A Honokaa landmark is getting a facelift that will hopefully bring new life to a much loved community landmark. The Honokaa People’s Theatre was built in 1930 by the Tanimoto family who owned several theaters throughout the island. The 525-seat movie house was a popular attraction that brought Hollywood glamour and international films to entertain the multicultural audience of the Hamakua Coast.

According to the theater’s website, the theater operated until 1988, when Kikue “Peggy” Tanimoto encountered health problems and was no longer able to run the theater. It was eventually purchased by Dr. Tawn Keeney, a friend of Taniomoto, and local plantation physician, who often helped Tanimoto with theater duties.

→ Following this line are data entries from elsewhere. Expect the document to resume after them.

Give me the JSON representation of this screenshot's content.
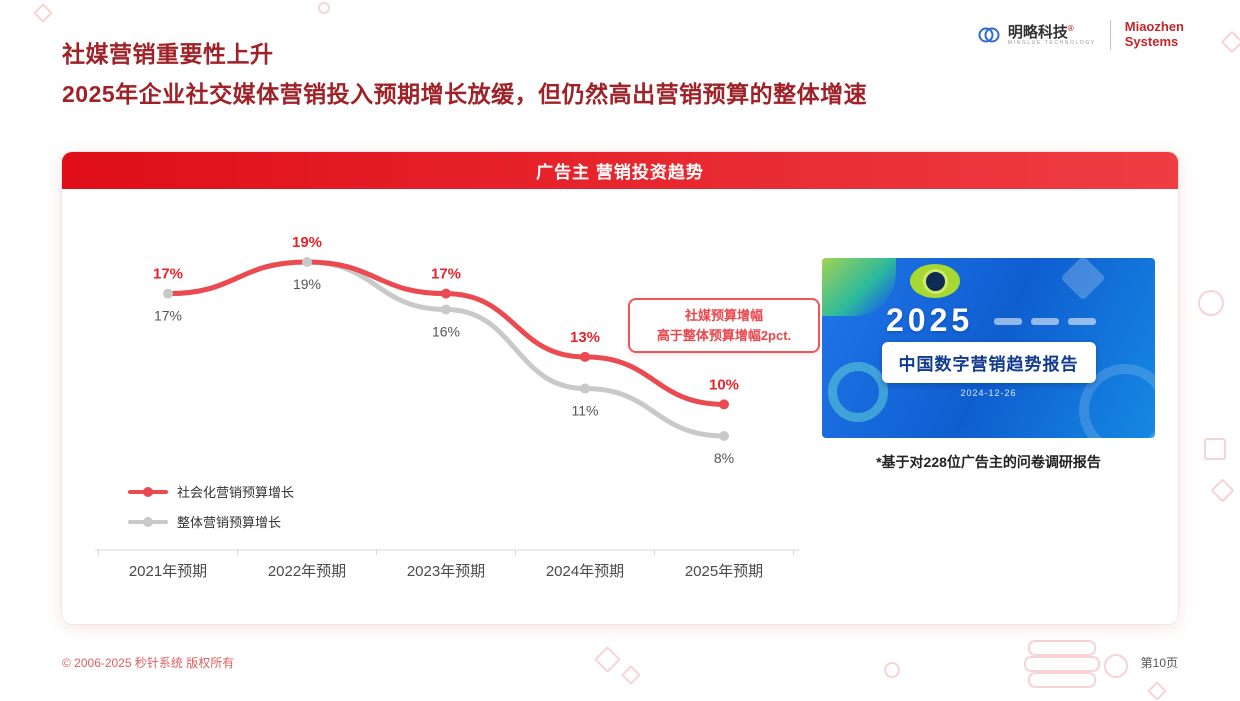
{
  "slide": {
    "title_line1": "社媒营销重要性上升",
    "title_line2": "2025年企业社交媒体营销投入预期增长放缓，但仍然高出营销预算的整体增速",
    "footer_left": "© 2006-2025 秒针系统 版权所有",
    "footer_right": "第10页"
  },
  "logos": {
    "minglue_name": "明略科技",
    "minglue_reg": "®",
    "minglue_sub": "MINGLUE TECHNOLOGY",
    "miaozhen_line1": "Miaozhen",
    "miaozhen_line2": "Systems"
  },
  "panel": {
    "header": "广告主 营销投资趋势"
  },
  "chart_data": {
    "type": "line",
    "title": "广告主 营销投资趋势",
    "categories": [
      "2021年预期",
      "2022年预期",
      "2023年预期",
      "2024年预期",
      "2025年预期"
    ],
    "series": [
      {
        "name": "社会化营销预算增长",
        "values": [
          17,
          19,
          17,
          13,
          10
        ],
        "labels": [
          "17%",
          "19%",
          "17%",
          "13%",
          "10%"
        ],
        "color": "#ea4a50"
      },
      {
        "name": "整体营销预算增长",
        "values": [
          17,
          19,
          16,
          11,
          8
        ],
        "labels": [
          "17%",
          "19%",
          "16%",
          "11%",
          "8%"
        ],
        "color": "#c9c9c9"
      }
    ],
    "annotation": {
      "line1": "社媒预算增幅",
      "line2": "高于整体预算增幅2pct."
    },
    "ylim": [
      6,
      21
    ],
    "grid": false,
    "legend_position": "bottom-left"
  },
  "report_banner": {
    "year": "2025",
    "title": "中国数字营销趋势报告",
    "date": "2024-12-26",
    "caption": "*基于对228位广告主的问卷调研报告"
  },
  "colors": {
    "accent_red": "#e31219",
    "title_red": "#9e2227",
    "series_social": "#ea4a50",
    "series_overall": "#c9c9c9",
    "banner_blue": "#1b6fe0"
  }
}
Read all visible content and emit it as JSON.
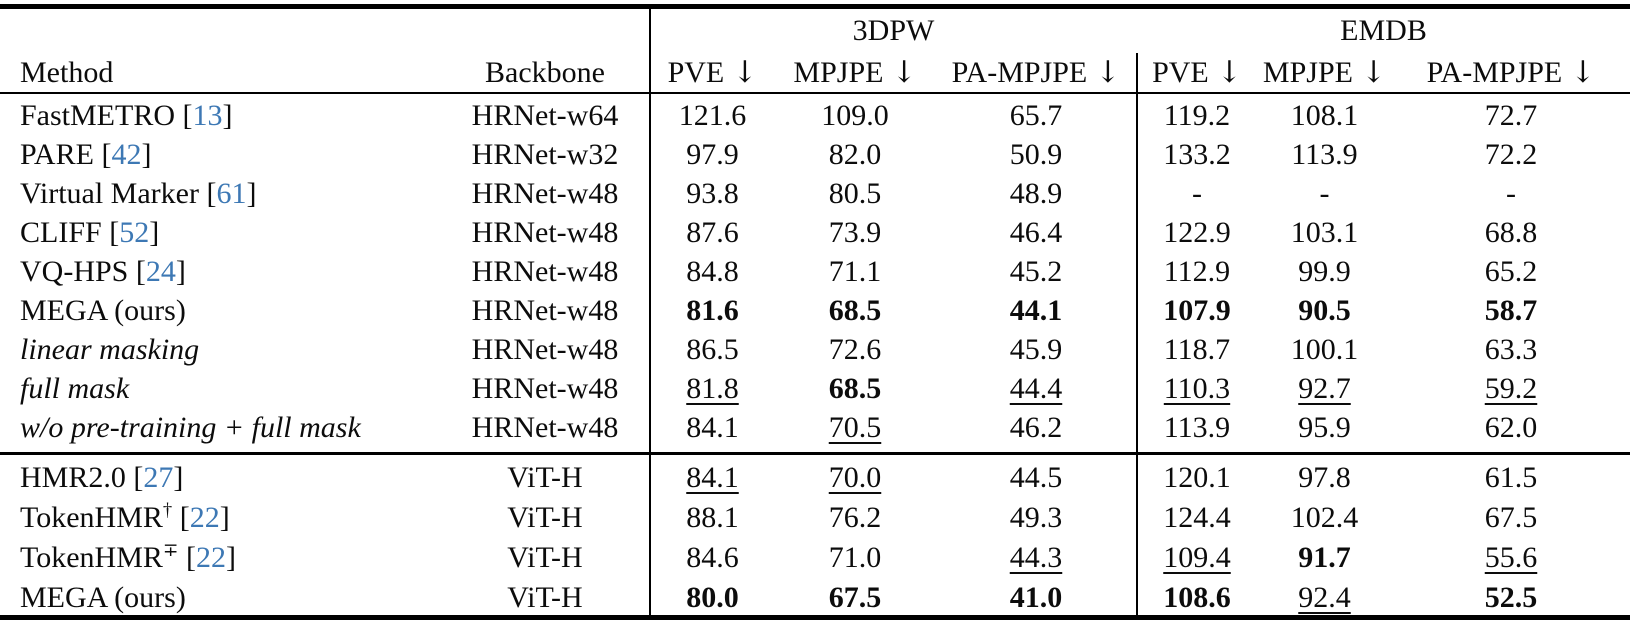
{
  "colors": {
    "citation_link": "#3d78b4",
    "text": "#0c0c0c",
    "background": "#ffffff",
    "rule": "#000000"
  },
  "table": {
    "group_headers": [
      {
        "label": "3DPW"
      },
      {
        "label": "EMDB"
      }
    ],
    "columns": {
      "method": "Method",
      "backbone": "Backbone",
      "down_arrow": "↓",
      "metric_labels": [
        "PVE",
        "MPJPE",
        "PA-MPJPE",
        "PVE",
        "MPJPE",
        "PA-MPJPE"
      ]
    },
    "sections": [
      {
        "rows": [
          {
            "method": "FastMETRO",
            "cite": "13",
            "backbone": "HRNet-w64",
            "values": [
              "121.6",
              "109.0",
              "65.7",
              "119.2",
              "108.1",
              "72.7"
            ],
            "styles": [
              "n",
              "n",
              "n",
              "n",
              "n",
              "n"
            ]
          },
          {
            "method": "PARE",
            "cite": "42",
            "backbone": "HRNet-w32",
            "values": [
              "97.9",
              "82.0",
              "50.9",
              "133.2",
              "113.9",
              "72.2"
            ],
            "styles": [
              "n",
              "n",
              "n",
              "n",
              "n",
              "n"
            ]
          },
          {
            "method": "Virtual Marker",
            "cite": "61",
            "backbone": "HRNet-w48",
            "values": [
              "93.8",
              "80.5",
              "48.9",
              "-",
              "-",
              "-"
            ],
            "styles": [
              "n",
              "n",
              "n",
              "n",
              "n",
              "n"
            ]
          },
          {
            "method": "CLIFF",
            "cite": "52",
            "backbone": "HRNet-w48",
            "values": [
              "87.6",
              "73.9",
              "46.4",
              "122.9",
              "103.1",
              "68.8"
            ],
            "styles": [
              "n",
              "n",
              "n",
              "n",
              "n",
              "n"
            ]
          },
          {
            "method": "VQ-HPS",
            "cite": "24",
            "backbone": "HRNet-w48",
            "values": [
              "84.8",
              "71.1",
              "45.2",
              "112.9",
              "99.9",
              "65.2"
            ],
            "styles": [
              "n",
              "n",
              "n",
              "n",
              "n",
              "n"
            ]
          },
          {
            "method": "MEGA (ours)",
            "backbone": "HRNet-w48",
            "values": [
              "81.6",
              "68.5",
              "44.1",
              "107.9",
              "90.5",
              "58.7"
            ],
            "styles": [
              "b",
              "b",
              "b",
              "b",
              "b",
              "b"
            ]
          },
          {
            "method": "linear masking",
            "italic": true,
            "indent": true,
            "backbone": "HRNet-w48",
            "values": [
              "86.5",
              "72.6",
              "45.9",
              "118.7",
              "100.1",
              "63.3"
            ],
            "styles": [
              "n",
              "n",
              "n",
              "n",
              "n",
              "n"
            ]
          },
          {
            "method": "full mask",
            "italic": true,
            "indent": true,
            "backbone": "HRNet-w48",
            "values": [
              "81.8",
              "68.5",
              "44.4",
              "110.3",
              "92.7",
              "59.2"
            ],
            "styles": [
              "u",
              "b",
              "u",
              "u",
              "u",
              "u"
            ]
          },
          {
            "method": "w/o pre-training + full mask",
            "italic": true,
            "indent": true,
            "backbone": "HRNet-w48",
            "values": [
              "84.1",
              "70.5",
              "46.2",
              "113.9",
              "95.9",
              "62.0"
            ],
            "styles": [
              "n",
              "u",
              "n",
              "n",
              "n",
              "n"
            ]
          }
        ]
      },
      {
        "rows": [
          {
            "method": "HMR2.0",
            "cite": "27",
            "backbone": "ViT-H",
            "values": [
              "84.1",
              "70.0",
              "44.5",
              "120.1",
              "97.8",
              "61.5"
            ],
            "styles": [
              "u",
              "u",
              "n",
              "n",
              "n",
              "n"
            ]
          },
          {
            "method": "TokenHMR",
            "sup": "†",
            "cite": "22",
            "backbone": "ViT-H",
            "values": [
              "88.1",
              "76.2",
              "49.3",
              "124.4",
              "102.4",
              "67.5"
            ],
            "styles": [
              "n",
              "n",
              "n",
              "n",
              "n",
              "n"
            ]
          },
          {
            "method": "TokenHMR",
            "sup": "∓",
            "cite": "22",
            "backbone": "ViT-H",
            "values": [
              "84.6",
              "71.0",
              "44.3",
              "109.4",
              "91.7",
              "55.6"
            ],
            "styles": [
              "n",
              "n",
              "u",
              "u",
              "b",
              "u"
            ]
          },
          {
            "method": "MEGA (ours)",
            "backbone": "ViT-H",
            "values": [
              "80.0",
              "67.5",
              "41.0",
              "108.6",
              "92.4",
              "52.5"
            ],
            "styles": [
              "b",
              "b",
              "b",
              "b",
              "u",
              "b"
            ]
          }
        ]
      }
    ]
  }
}
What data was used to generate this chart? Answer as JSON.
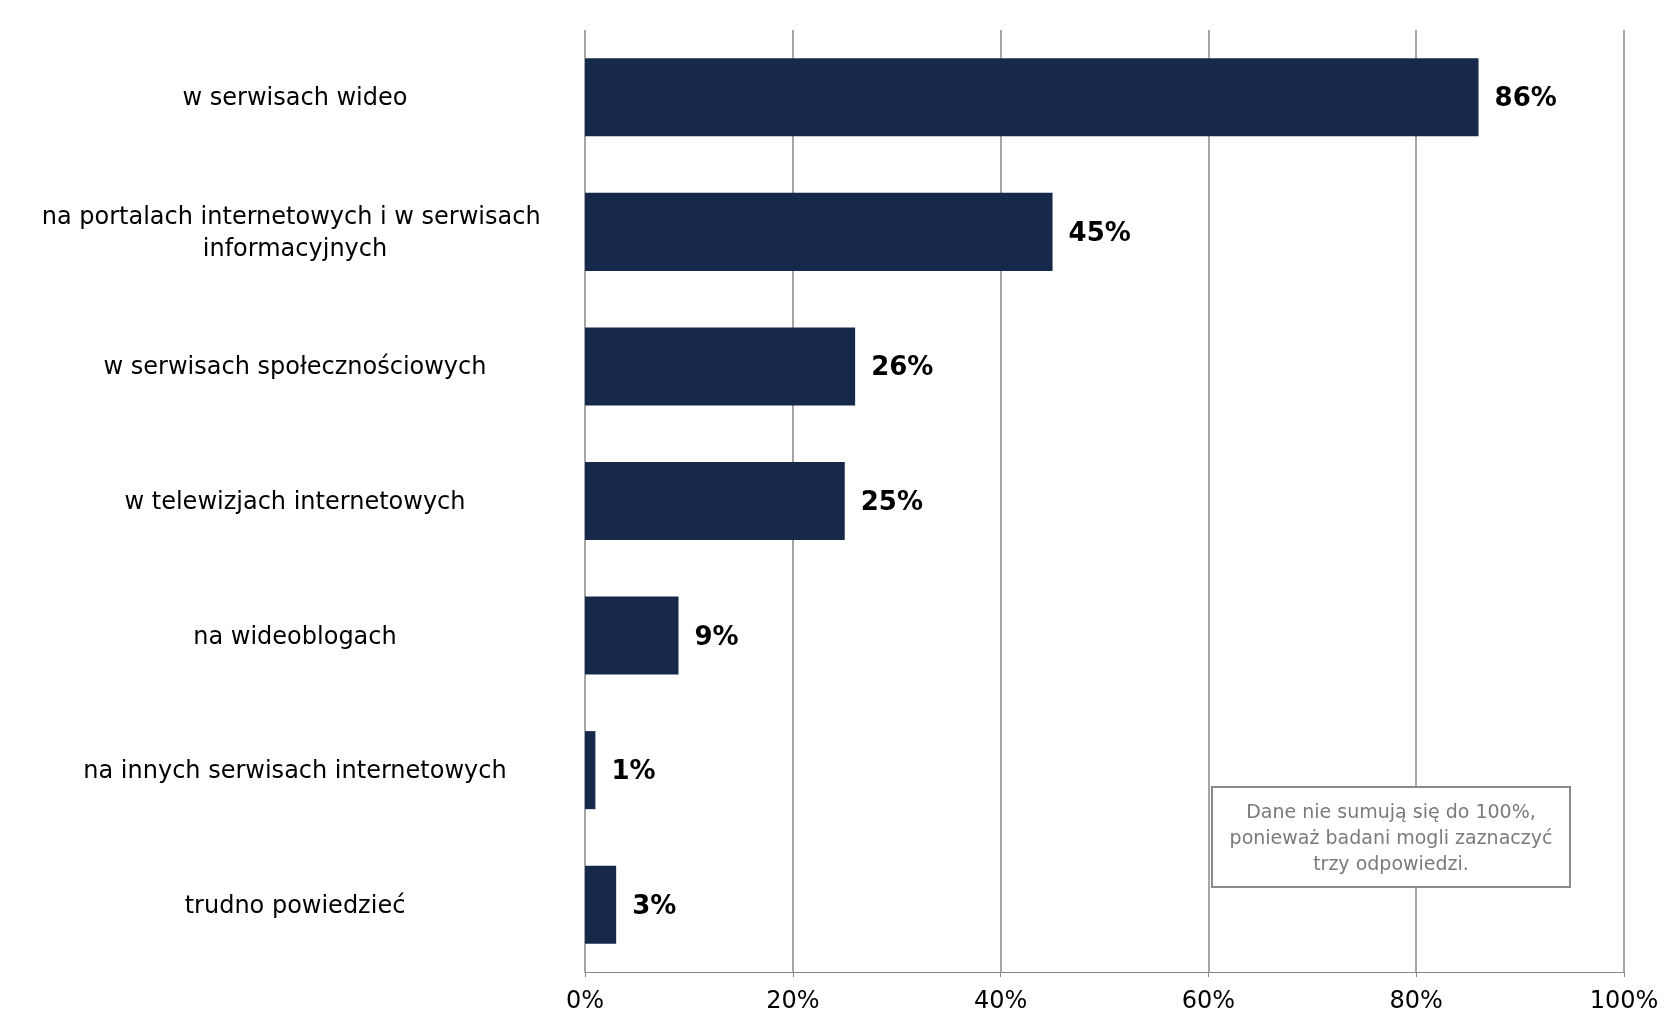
{
  "chart_data": {
    "type": "bar",
    "orientation": "horizontal",
    "categories": [
      "w serwisach wideo",
      "na portalach internetowych i w serwisach informacyjnych",
      "w serwisach społecznościowych",
      "w telewizjach internetowych",
      "na wideoblogach",
      "na innych serwisach internetowych",
      "trudno powiedzieć"
    ],
    "values": [
      86,
      45,
      26,
      25,
      9,
      1,
      3
    ],
    "value_labels": [
      "86%",
      "45%",
      "26%",
      "25%",
      "9%",
      "1%",
      "3%"
    ],
    "color": "#16294a",
    "xlim": [
      0,
      100
    ],
    "xticks": [
      {
        "value": 0,
        "label": "0%"
      },
      {
        "value": 20,
        "label": "20%"
      },
      {
        "value": 40,
        "label": "40%"
      },
      {
        "value": 60,
        "label": "60%"
      },
      {
        "value": 80,
        "label": "80%"
      },
      {
        "value": 100,
        "label": "100%"
      }
    ],
    "grid": "x",
    "annotations": [
      "Dane nie sumują się do 100%, ponieważ badani mogli zaznaczyć trzy odpowiedzi."
    ]
  }
}
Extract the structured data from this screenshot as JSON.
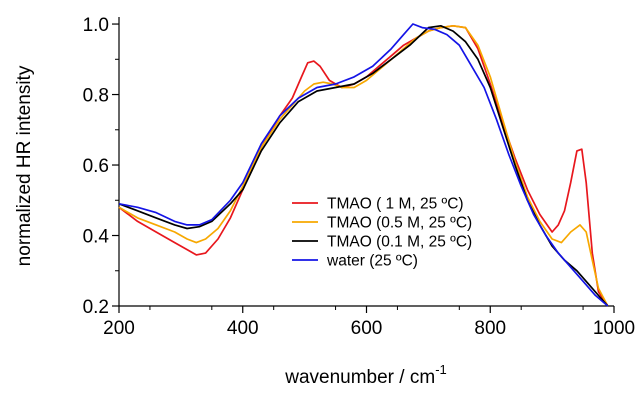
{
  "chart_data": {
    "type": "line",
    "xlabel": "wavenumber / cm",
    "xlabel_superscript": "-1",
    "ylabel": "normalized HR intensity",
    "xlim": [
      200,
      1000
    ],
    "ylim": [
      0.2,
      1.02
    ],
    "xticks": [
      200,
      400,
      600,
      800,
      1000
    ],
    "xtick_labels": [
      "200",
      "400",
      "600",
      "800",
      "1000"
    ],
    "yticks": [
      0.2,
      0.4,
      0.6,
      0.8,
      1.0
    ],
    "ytick_labels": [
      "0.2",
      "0.4",
      "0.6",
      "0.8",
      "1.0"
    ],
    "grid": false,
    "legend_position": "center-right",
    "series": [
      {
        "name": "TMAO (   1 M, 25 ºC)",
        "color": "#e8171d",
        "x": [
          200,
          230,
          260,
          290,
          310,
          325,
          340,
          360,
          380,
          400,
          430,
          460,
          480,
          495,
          505,
          515,
          525,
          540,
          560,
          580,
          600,
          620,
          640,
          660,
          680,
          700,
          720,
          740,
          760,
          780,
          800,
          820,
          840,
          860,
          880,
          900,
          910,
          920,
          930,
          940,
          948,
          955,
          965,
          975,
          990
        ],
        "y": [
          0.48,
          0.44,
          0.41,
          0.38,
          0.36,
          0.345,
          0.35,
          0.39,
          0.45,
          0.53,
          0.65,
          0.74,
          0.79,
          0.85,
          0.89,
          0.895,
          0.88,
          0.84,
          0.82,
          0.83,
          0.85,
          0.88,
          0.91,
          0.94,
          0.96,
          0.98,
          0.99,
          0.995,
          0.99,
          0.93,
          0.83,
          0.72,
          0.62,
          0.53,
          0.46,
          0.41,
          0.43,
          0.47,
          0.55,
          0.64,
          0.645,
          0.55,
          0.35,
          0.24,
          0.2
        ]
      },
      {
        "name": "TMAO (0.5 M, 25 ºC)",
        "color": "#f7a800",
        "x": [
          200,
          230,
          260,
          290,
          310,
          325,
          340,
          360,
          380,
          400,
          430,
          460,
          480,
          500,
          515,
          530,
          545,
          560,
          580,
          600,
          620,
          640,
          660,
          680,
          700,
          720,
          740,
          760,
          780,
          800,
          820,
          840,
          860,
          880,
          900,
          915,
          930,
          945,
          955,
          965,
          975,
          990
        ],
        "y": [
          0.48,
          0.45,
          0.43,
          0.41,
          0.39,
          0.38,
          0.39,
          0.42,
          0.47,
          0.54,
          0.65,
          0.73,
          0.77,
          0.81,
          0.83,
          0.835,
          0.83,
          0.82,
          0.82,
          0.84,
          0.87,
          0.9,
          0.93,
          0.96,
          0.98,
          0.99,
          0.995,
          0.99,
          0.94,
          0.85,
          0.73,
          0.61,
          0.51,
          0.44,
          0.39,
          0.38,
          0.41,
          0.43,
          0.41,
          0.33,
          0.25,
          0.2
        ]
      },
      {
        "name": "TMAO (0.1 M, 25 ºC)",
        "color": "#000000",
        "x": [
          200,
          230,
          260,
          290,
          310,
          330,
          350,
          380,
          400,
          430,
          460,
          490,
          520,
          550,
          580,
          610,
          640,
          670,
          700,
          720,
          740,
          760,
          780,
          800,
          820,
          840,
          860,
          880,
          900,
          920,
          940,
          960,
          980,
          990
        ],
        "y": [
          0.49,
          0.47,
          0.45,
          0.43,
          0.42,
          0.425,
          0.44,
          0.49,
          0.53,
          0.64,
          0.72,
          0.78,
          0.81,
          0.82,
          0.83,
          0.86,
          0.9,
          0.94,
          0.99,
          0.995,
          0.98,
          0.95,
          0.9,
          0.82,
          0.71,
          0.6,
          0.5,
          0.43,
          0.37,
          0.33,
          0.3,
          0.26,
          0.22,
          0.2
        ]
      },
      {
        "name": "water (25 ºC)",
        "color": "#1414e6",
        "x": [
          200,
          230,
          260,
          290,
          310,
          330,
          350,
          380,
          400,
          430,
          460,
          490,
          520,
          550,
          580,
          610,
          640,
          660,
          675,
          690,
          710,
          730,
          750,
          770,
          790,
          810,
          830,
          850,
          870,
          890,
          910,
          930,
          950,
          970,
          990
        ],
        "y": [
          0.49,
          0.48,
          0.465,
          0.44,
          0.43,
          0.43,
          0.445,
          0.5,
          0.55,
          0.66,
          0.74,
          0.79,
          0.82,
          0.83,
          0.85,
          0.88,
          0.93,
          0.97,
          1.0,
          0.99,
          0.985,
          0.97,
          0.94,
          0.88,
          0.82,
          0.73,
          0.63,
          0.54,
          0.46,
          0.4,
          0.35,
          0.31,
          0.27,
          0.23,
          0.2
        ]
      }
    ]
  }
}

Struggling to keep its doors open in the late ’80s and early ’90s, the theater closed for several years for major renovations and reopened for the community as a source for affordable entertainment in a struggling economy.

Earlier his month, the Honokaa People’s Theatre temporarily closed its doors for another smaller refurbishment of the community’s “Grande Dame” of venues.

“We did have several major milestones recently,” said theater manager, Phaethon Keeney. “We shut down for two weeks in order to fix some lighting, pull apart and reorganize the concessions, and do some general spring cleaning, sanding of doors, fixing leaks, and work on the garden area.”

She explained how the garden area is being designed with native species of plants and informational plaques as well as a space for seating and outdoor dining. Keeney said that the new outdoor dining area will come in handy with the expansion of the theater’s café options and concession stand.

“We are looking towards expanding our regular café menu of local fruit smoothies, Hamakua coffee, eggs, sandwiches, and salads — all with an organic emphasis,” said Keeney. “We are looking towards making a larger variety of salads, daily soups, hot dishes, and dessert treats. We currently offer for our special events and concerts, an expanded menu that usually includes the Hawaiian plate with kalo and breadfruit, luau leaf in coconut milk and sea salt, and seared ahi or ahi curry.”

With the help of various teachers and local patrons, the theater is bringing new life to their venue by adding more films, classes and events. Local musicians frequent the theater café on weekends to perform for the community, often turning them into spontaneous full productions.

“It’s fun to feel the building energy in Honokaa,” Keeney said. “From the opening of several new stores, to the building of entirely new buildings downtown, to the launch of First Fridays by the Honokaa Business Association, along with annual events such as Western Weekend and Peace Day, which really get everyone and their ohana out having fun.”

Keeney acknowledges that there are future obstacles in store for the theater with the rapid advancement of technology. “We’re up against a big hurdle with the end of the era of film,” she said. “In the next month or so, we will have to make the $50K conversion from 35 mm film to digital, as the film prints are no longer available. We are also looking at ways to become more energy efficient and expand our solar production to keep up with the theater use, as we like the place full of people as much as possible.”

This cost is a major burden on the Keeney family, who recently suffered a financial setback when the patriarch of the family, Tawn Keeney, lost his position at Hamakua Health Center. This was the income the family used to supplement the needs of the theater.

“We’re hoping to push past this obstacle and keep the theater open for film,” said Keeney. “We’ll happily accept any help the community has to offer, or even just business advice. Currently the theater is not a non-profit — more like a no-profit. We’d love help with the formation of a non-profit geared towards this end, or help in general of any type. We’re here at the theater all the time — just swing by!”

With a love for their community and an innovative eye to the future, the Honokaa People’s Theatre will continue to be a popular venue for an broad variety of events and a welcoming meeting place that showcases a wealth of local, national and international talent.